Eugène Onéguine

Livret de Constantin Chilovski et Pierre Tchaïkovski et sur une musique du dernier.
Production de l’Opéra de Francfort-sur-le-Main.

Les portes du pénitencier vont bientôt se refermer.

Eugène Onéguine, c’est le héros qui n’est non pas châtié par l’Amour mais par la société. Son châtiment, le héros l’a cherché, par sa superbe, par sa bêtise, par ennui. Il est même doublement sanctionné et s’il croît qu’il est une rédemption possible, jamais elle ne peut se matérialiser, ne serait-ce qu’un instant.

L’action débute dans le jardin de la famille Larine, où se trouve Madame Larine, ses deux filles Tatiana et Olga (dont on cherche à montrer les dissemblances de caractère à travers leurs chants) et la vielle gouvernante Niania.
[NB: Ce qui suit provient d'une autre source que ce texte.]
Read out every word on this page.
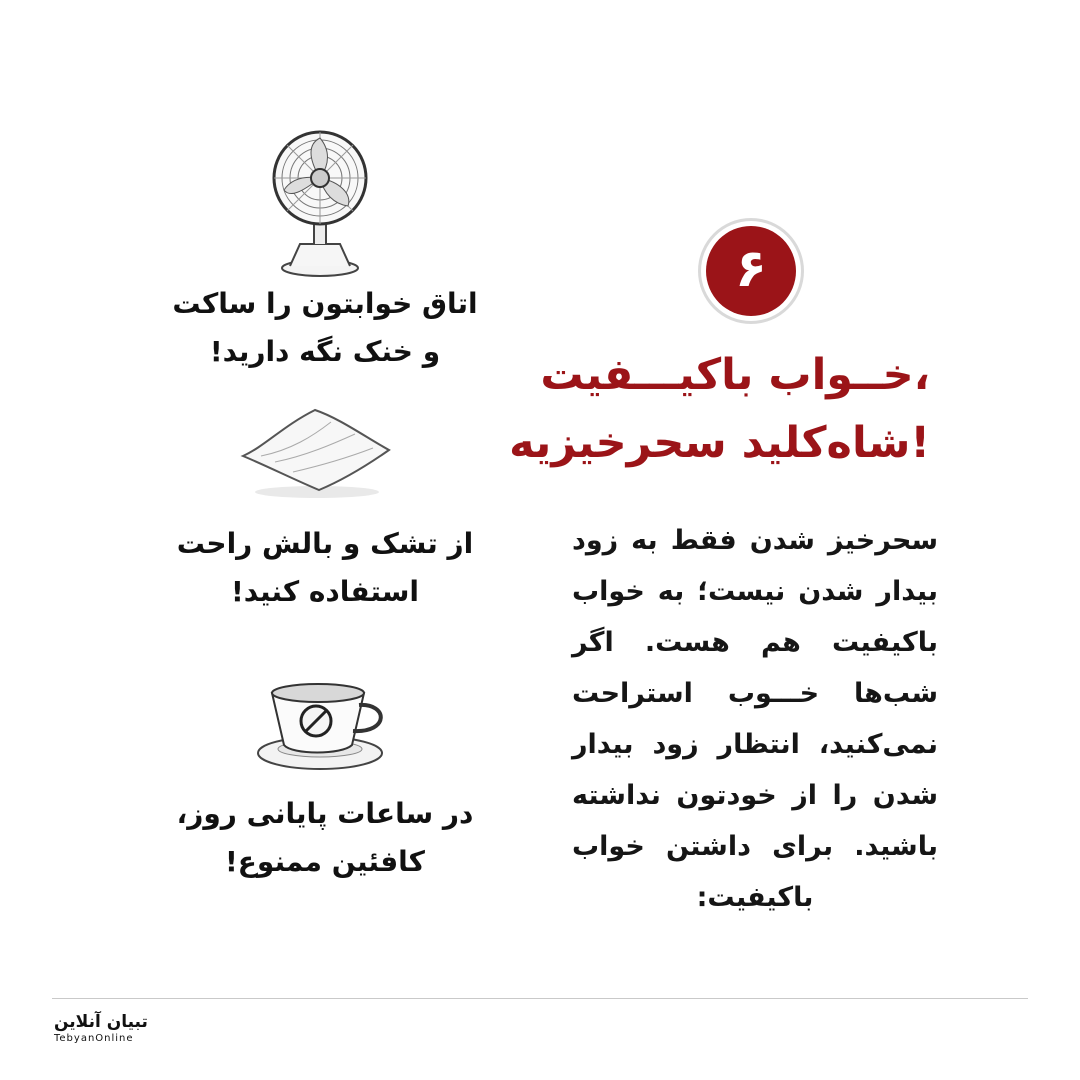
۶
خــواب باکیـــفیت،
شاه‌کلید سحرخیزیه!
سحرخیز شدن فقط به زود بیدار شدن نیست؛ به خواب باکیفیت هم هست. اگر شب‌ها خـــوب استراحت نمی‌کنید، انتظار زود بیدار شدن را از خودتون نداشته باشید. برای داشتن خواب باکیفیت:
اتاق خوابتون را ساکت
و خنک نگه دارید!
از تشک و بالش راحت
استفاده کنید!
در ساعات پایانی روز،
کافئین ممنوع!
تبیان آنلاین
TebyanOnline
Des paysans viennent et chantent, puis arrivent deux visiteurs : Lenski, le voisin et fiancé d’Olga, accompagné de Onéguine, un ami. Tatiana est séduite par Onéguine.
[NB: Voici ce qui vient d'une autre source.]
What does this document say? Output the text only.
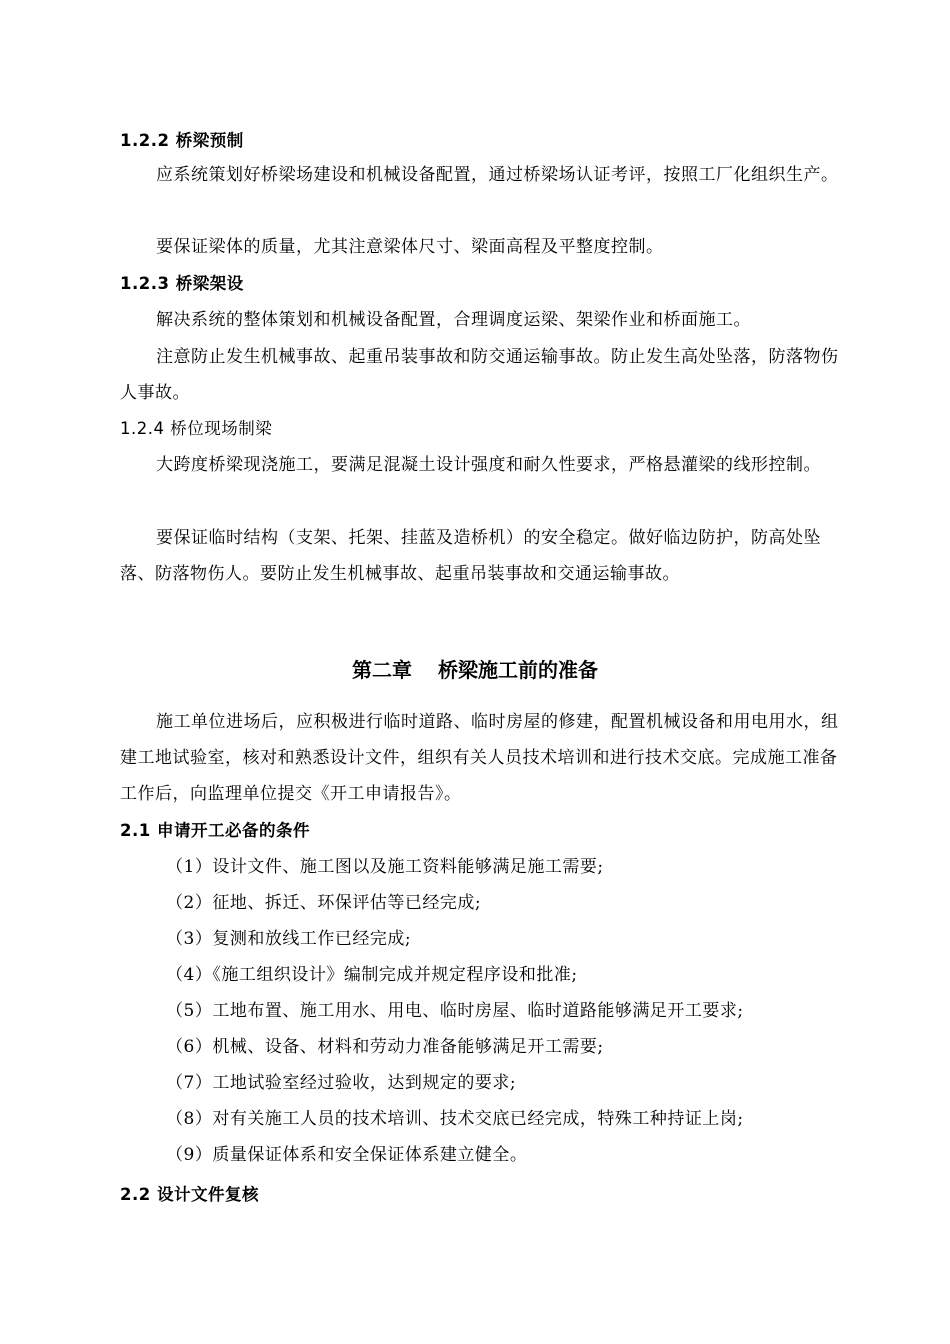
1.2.2 桥梁预制
应系统策划好桥梁场建设和机械设备配置，通过桥梁场认证考评，按照工厂化组织生产。
要保证梁体的质量，尤其注意梁体尺寸、梁面高程及平整度控制。
1.2.3 桥梁架设
解决系统的整体策划和机械设备配置，合理调度运梁、架梁作业和桥面施工。
注意防止发生机械事故、起重吊装事故和防交通运输事故。防止发生高处坠落，防落物伤人事故。
1.2.4 桥位现场制梁
大跨度桥梁现浇施工，要满足混凝土设计强度和耐久性要求，严格悬灌梁的线形控制。
要保证临时结构（支架、托架、挂蓝及造桥机）的安全稳定。做好临边防护，防高处坠落、防落物伤人。要防止发生机械事故、起重吊装事故和交通运输事故。
第二章 桥梁施工前的准备
施工单位进场后，应积极进行临时道路、临时房屋的修建，配置机械设备和用电用水，组建工地试验室，核对和熟悉设计文件，组织有关人员技术培训和进行技术交底。完成施工准备工作后，向监理单位提交《开工申请报告》。
2.1 申请开工必备的条件
（1）设计文件、施工图以及施工资料能够满足施工需要;
（2）征地、拆迁、环保评估等已经完成;
（3）复测和放线工作已经完成;
（4）《施工组织设计》编制完成并规定程序设和批准;
（5）工地布置、施工用水、用电、临时房屋、临时道路能够满足开工要求;
（6）机械、设备、材料和劳动力准备能够满足开工需要;
（7）工地试验室经过验收，达到规定的要求;
（8）对有关施工人员的技术培训、技术交底已经完成，特殊工种持证上岗;
（9）质量保证体系和安全保证体系建立健全。
2.2 设计文件复核
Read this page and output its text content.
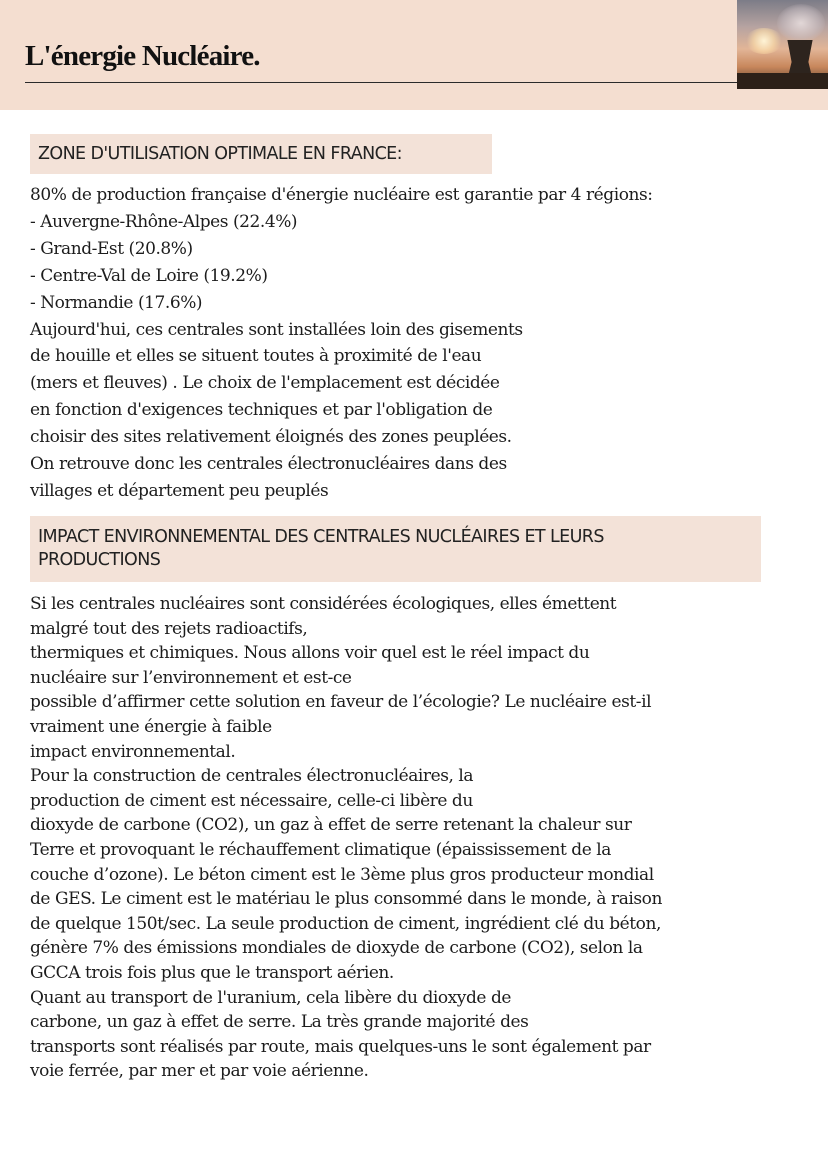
L'énergie Nucléaire.
ZONE D'UTILISATION OPTIMALE EN FRANCE:
80% de production française d'énergie nucléaire est garantie par 4 régions:
- Auvergne-Rhône-Alpes (22.4%)
- Grand-Est (20.8%)
- Centre-Val de Loire (19.2%)
- Normandie (17.6%)
Aujourd'hui, ces centrales sont installées loin des gisements
de houille et elles se situent toutes à proximité de l'eau
(mers et fleuves) . Le choix de l'emplacement est décidée
en fonction d'exigences techniques et par l'obligation de
choisir des sites relativement éloignés des zones peuplées.
On retrouve donc les centrales électronucléaires dans des
villages et département peu peuplés
IMPACT ENVIRONNEMENTAL DES CENTRALES NUCLÉAIRES ET LEURS
PRODUCTIONS
Si les centrales nucléaires sont considérées écologiques, elles émettent
malgré tout des rejets radioactifs,
thermiques et chimiques. Nous allons voir quel est le réel impact du
nucléaire sur l’environnement et est-ce
possible d’affirmer cette solution en faveur de l’écologie? Le nucléaire est-il
vraiment une énergie à faible
impact environnemental.
Pour la construction de centrales électronucléaires, la
production de ciment est nécessaire, celle-ci libère du
dioxyde de carbone (CO2), un gaz à effet de serre retenant la chaleur sur
Terre et provoquant le réchauffement climatique (épaississement de la
couche d’ozone). Le béton ciment est le 3ème plus gros producteur mondial
de GES. Le ciment est le matériau le plus consommé dans le monde, à raison
de quelque 150t/sec. La seule production de ciment, ingrédient clé du béton,
génère 7% des émissions mondiales de dioxyde de carbone (CO2), selon la
GCCA trois fois plus que le transport aérien.
Quant au transport de l'uranium, cela libère du dioxyde de
carbone, un gaz à effet de serre. La très grande majorité des
transports sont réalisés par route, mais quelques-uns le sont également par
voie ferrée, par mer et par voie aérienne.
Le soir venu, Tatiana avoue son amour naissant à la gouvernante, puis écrit une lettre. Le matin venu, Tatiana supplie la gouvernante de faire parvenir sa lettre à Onéguine. Ce dernier revient alors pour donner sa réponse à la lettre. C’est la douche froide pour Tatiana.

Un bal est donné en l’honneur de Tatiana. Onéguine est irrité par les racontars des villageois et regrette d’être venu. Il le reproche à Lenski. Pour se venger, il danse avec Olga. Lenski en prend ombrage et la dispute dégénère, malgré l’intermède d’un Français faisant l’éloge de Tatiana, en une convocation en duel le lendemain matin. Avant le duel, Lenski dit son inquétude et son amour d’Olga. Arrive Onéguine et el débat reprend. Se refusant à mettre fin à leur différent, les deux s’affrontent et Lenski meurt.
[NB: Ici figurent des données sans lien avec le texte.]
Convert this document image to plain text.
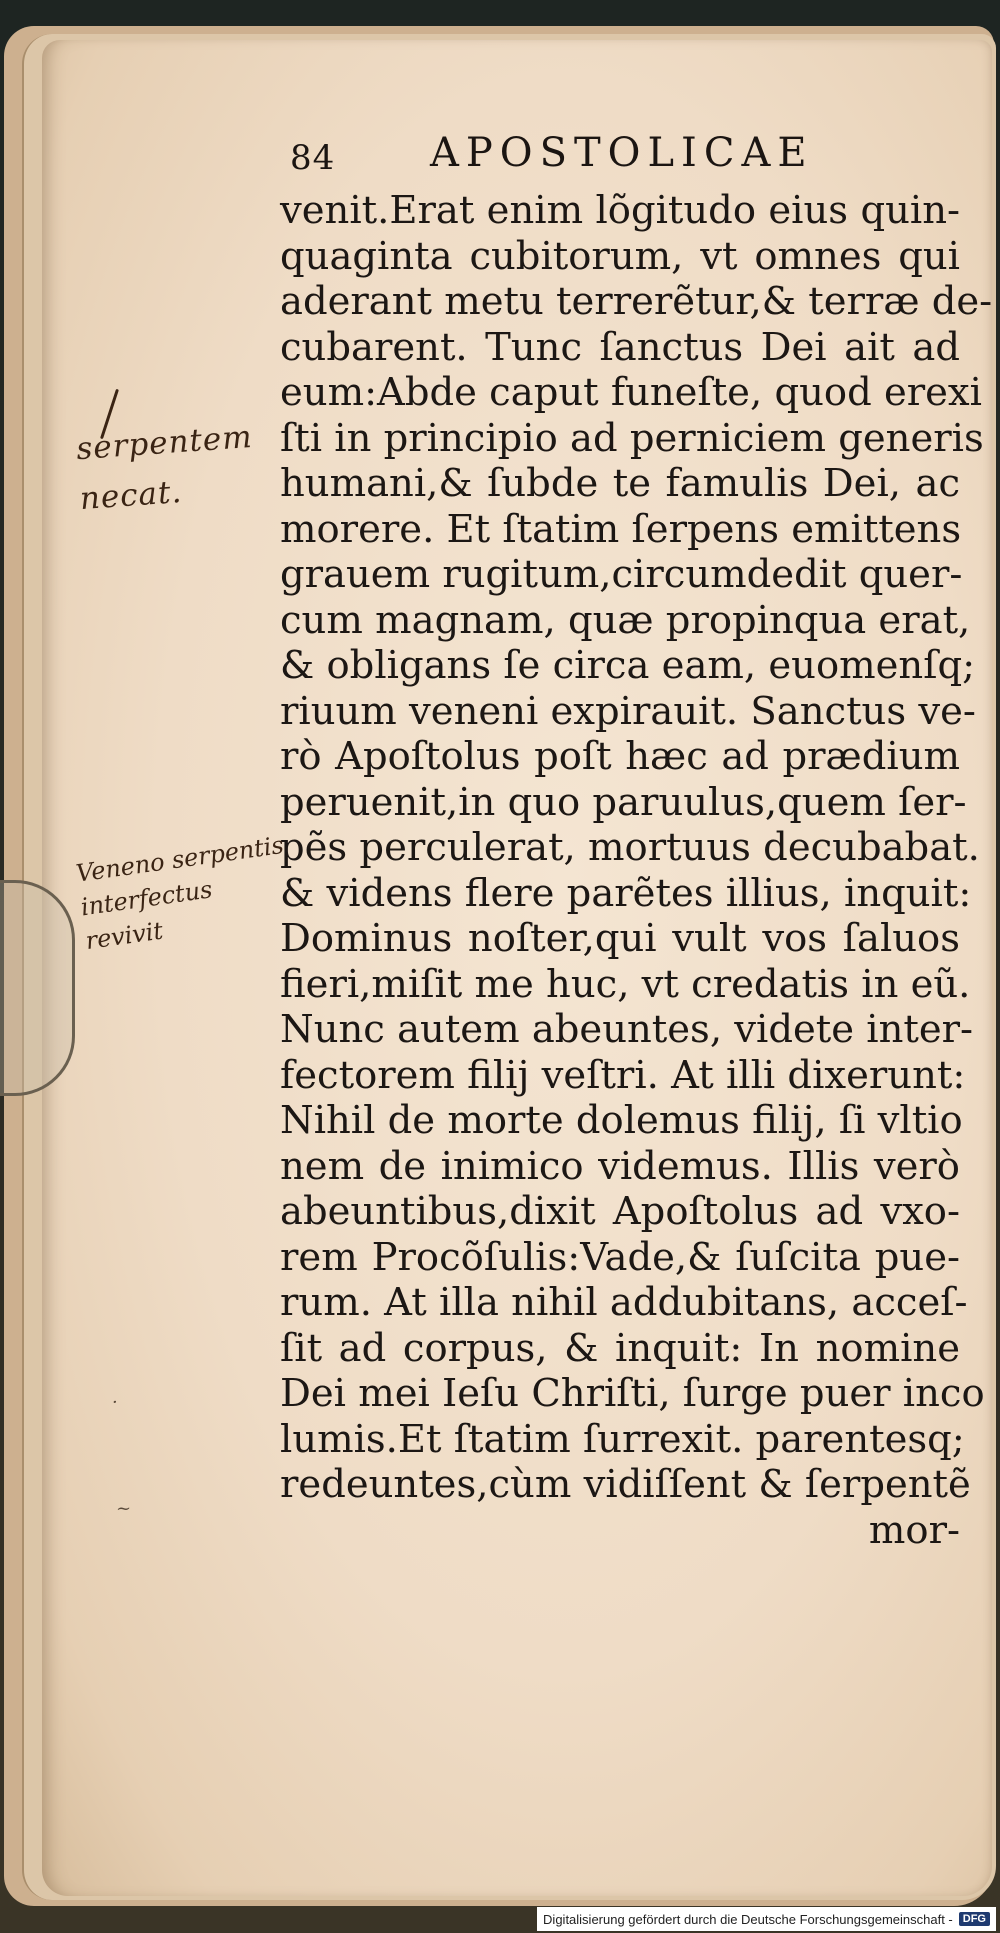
84 APOSTOLICAE
venit.Erat enim lõgitudo eius quin-
quaginta cubitorum, vt omnes qui
aderant metu terrerẽtur,& terræ de-
cubarent. Tunc ſanctus Dei ait ad
eum:Abde caput funeſte, quod erexi
ſti in principio ad perniciem generis
humani,& ſubde te famulis Dei, ac
morere. Et ſtatim ſerpens emittens
grauem rugitum,circumdedit quer-
cum magnam, quæ propinqua erat,
& obligans ſe circa eam, euomenſq;
riuum veneni expirauit. Sanctus ve-
rò Apoſtolus poſt hæc ad prædium
peruenit,in quo paruulus,quem ſer-
pẽs perculerat, mortuus decubabat.
& videns flere parẽtes illius, inquit:
Dominus noſter,qui vult vos ſaluos
fieri,miſit me huc, vt credatis in eũ.
Nunc autem abeuntes, videte inter-
fectorem filij veſtri. At illi dixerunt:
Nihil de morte dolemus filij, ſi vltio
nem de inimico videmus. Illis verò
abeuntibus,dixit Apoſtolus ad vxo-
rem Procõſulis:Vade,& ſuſcita pue-
rum. At illa nihil addubitans, acceſ-
ſit ad corpus, & inquit: In nomine
Dei mei Ieſu Chriſti, ſurge puer inco
lumis.Et ſtatim ſurrexit. parentesq;
redeuntes,cùm vidiſſent & ſerpentẽ
mor-
serpentem
necat.
Veneno serpentis
interfectus
revivit
·
~
Digitalisierung gefördert durch die Deutsche Forschungsgemeinschaft - DFG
De nombreuses années plus tard, Onéguine revient à Saint-Pétersbourg d’un très long voyage à l’étranger. Il rencontre son ami le prince Grémine dans un bal, qui lui dit son amour pour sa femme, Tatiana Larine. Grémine lui présente Tatiana, et les deux se reconnaissent. Onéguine veut lui dire son amour. Lors d’un entretien, Onéguine dit son amour à Tatiana. Celle-ci lui rappelle combien ils étaient proches du bonheur quand ils étaient à la campagne. Elle lui dit même qu’elle l’aime encore mais lui demande de partir, car elle est mariée. Onéguine est laissé seul à ses regrets et sa douleur.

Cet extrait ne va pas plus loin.